15. A method for configuring an artificial neural network having an input interface with at least a plurality of j inputs to perform a discrete wavelet transform, said neural network, and a plurality of neural processing elements, the method comprising the steps of:
configuring at least j/2 (low-pass) neural processing elements to define a low-pass filter by arranging an nth one of the low-pass neural processing elements to provide a low-pass first-octave output (L0,n) comprising the sum of: the product of a first low-pass filter coefficient and input 2 n−k, the product of a second low-pass filter coefficient and input 2 n−(k−1), the product of a third low-pass filter coefficient and input 2 n−(k−2), continuing this process until the kath low-pass filter coefficient is multiplied by input 2 n, where k is the number of filter coefficients;
configuring at least j/2 (high-pass) neural processing elements to define a high-pass filter by arranging an nth one of the high-pass neural processing elements to provide a high-pass first-octave output (H0,n) comprising the sum of: a first high-pass filter coefficient and the product of input 2 n−k, the product of a second high-pass filter coefficient and input 2 n−(k−1), the product of a third high-pass filter coefficient and input 2 n−(k−2), continuing this process until the kth high-pass filter coefficient is multiplied by input 2n; and
providing at an output interface at least j/2 low-pass outputs and at least j/2 high-pass outputs, a low-pass output providing the low-pass first-octave output (L0,n) of the nth one of the low-pass neural processing elements, and a high-pass output providing the high-pass first-octave output (H0,n) of the nth one of the high-pass neural processing elements.

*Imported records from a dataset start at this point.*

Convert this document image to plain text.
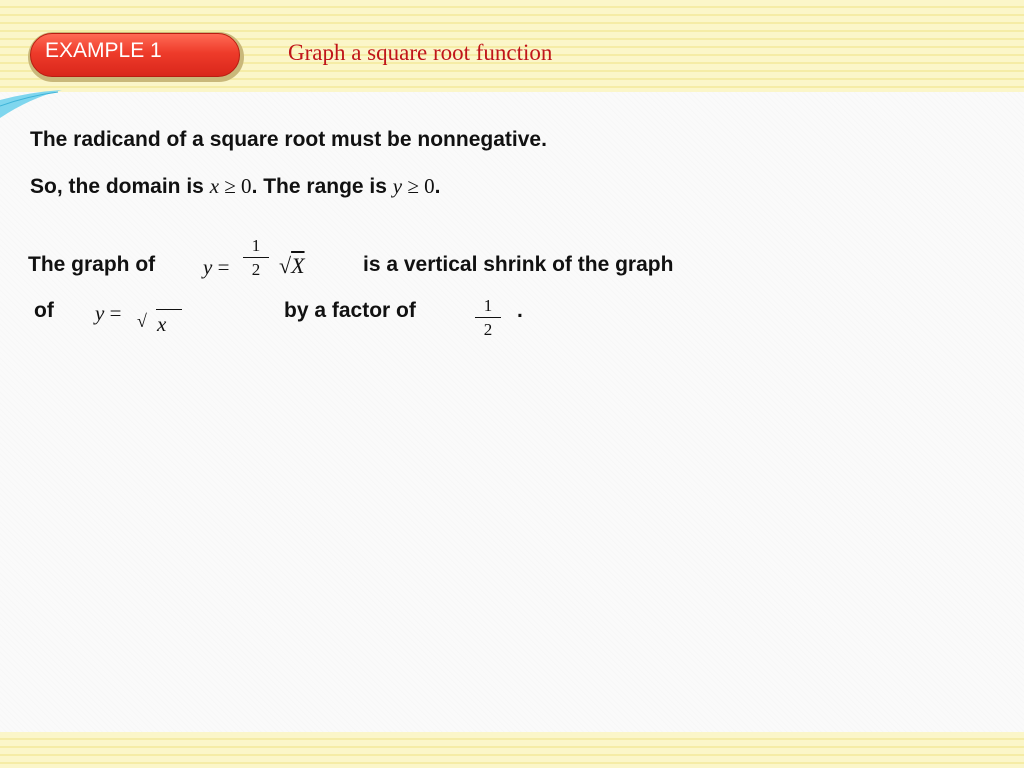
EXAMPLE 1	Graph a square root function
The radicand of a square root must be nonnegative.
So, the domain is x ≥ 0. The range is y ≥ 0.
The graph of y =
1
2 √X	is a vertical shrink of the graph
of y = √ x
by a factor of	1
2
.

16. The method claimed in claim 15, wherein:
an mth one of the low-pass neural processing elements provides a first low-pass second-octave output (L1,m) comprising the sum of: the product of a first low-pass filter coefficient and the low-pass first-octave output of the (n−3)th one of the low-pass neural processing elements, the product of a second low-pass filter coefficient and the low-pass first-octave output of the (n−2)th one of the low-pass neural processing elements, the product of a third low-pass filter coefficient and the low-pass first-octave output of the (n−1)th one of the low-pass neural processing elements, and the product of a fourth low-pass filter coefficient and the low-pass first-octave output of the nth one of the low-pass neural processing elements;
an (m+1)th one of the low-pass neural processing elements provides a second low-pass second-octave output (L1,m+1) comprising the sum of: the product of a first low-pass filter coefficient and the low-pass first-octave output of the (n−1)th one of the low-pass neural processing elements, the product of a second low-pass filter coefficient and the low-pass first-octave output of the nth one of the low-pass neural processing elements, the product of a third low-pass filter coefficient and the low-pass first-octave output of the (n+1)th one of the low-pass neural processing elements, and the product of a fourth low-pass filter coefficient and the low-pass first-octave output of the (n+2)th one of the low-pass neural processing elements;
an mth one of the high-pass neural processing elements provides a first high-pass second-octave output (H1,m) comprising the sum of: the product of a first high-pass filter coefficient and the low-pass first-octave output of the (n−3)th one of the low-pass neural processing elements, the product of a second high-pass filter coefficient and the low-pass first-octave output of the (n−2)th one of the low-pass neural processing elements, the product of a third high-pass filter coefficient and the low-pass first-octave output of the (n−1)th one of the low-pass neural processing elements, and the product of a fourth high-pass filter coefficient and the low-pass first-octave output of the nth one of the low-pass neural processing elements;
an (m+1)th one of the high-pass neural processing elements provides a second high-pass second-octave output (H1,m+1) comprising the sum of: the product of a first high-pass filter coefficient and the low-pass first-octave output of the (n−1)th one of the low-pass neural processing elements, the product of a second high-pass filter coefficient and the low-pass first-octave output of the nth one of the low-pass neural processing elements, the product of a third high-pass filter coefficient and the low-pass first-octave output of the (n+1)th one of the low-pass neural processing elements, and the product of a fourth high-pass filter coefficient and the low-pass first-octave output of the (n+2)th one of the low-pass neural processing elements; and
wherein the low-pass output of the output interface provides the first low-pass second-octave output (L1,m) and the second low-pass second-octave output (L1,m+1), and the high-pass output of the output interface provides the high-pass first-octave output (H0,n), the first high-pass second-octave output (H1,m) and the second low-pass second-octave output (H1,m+1).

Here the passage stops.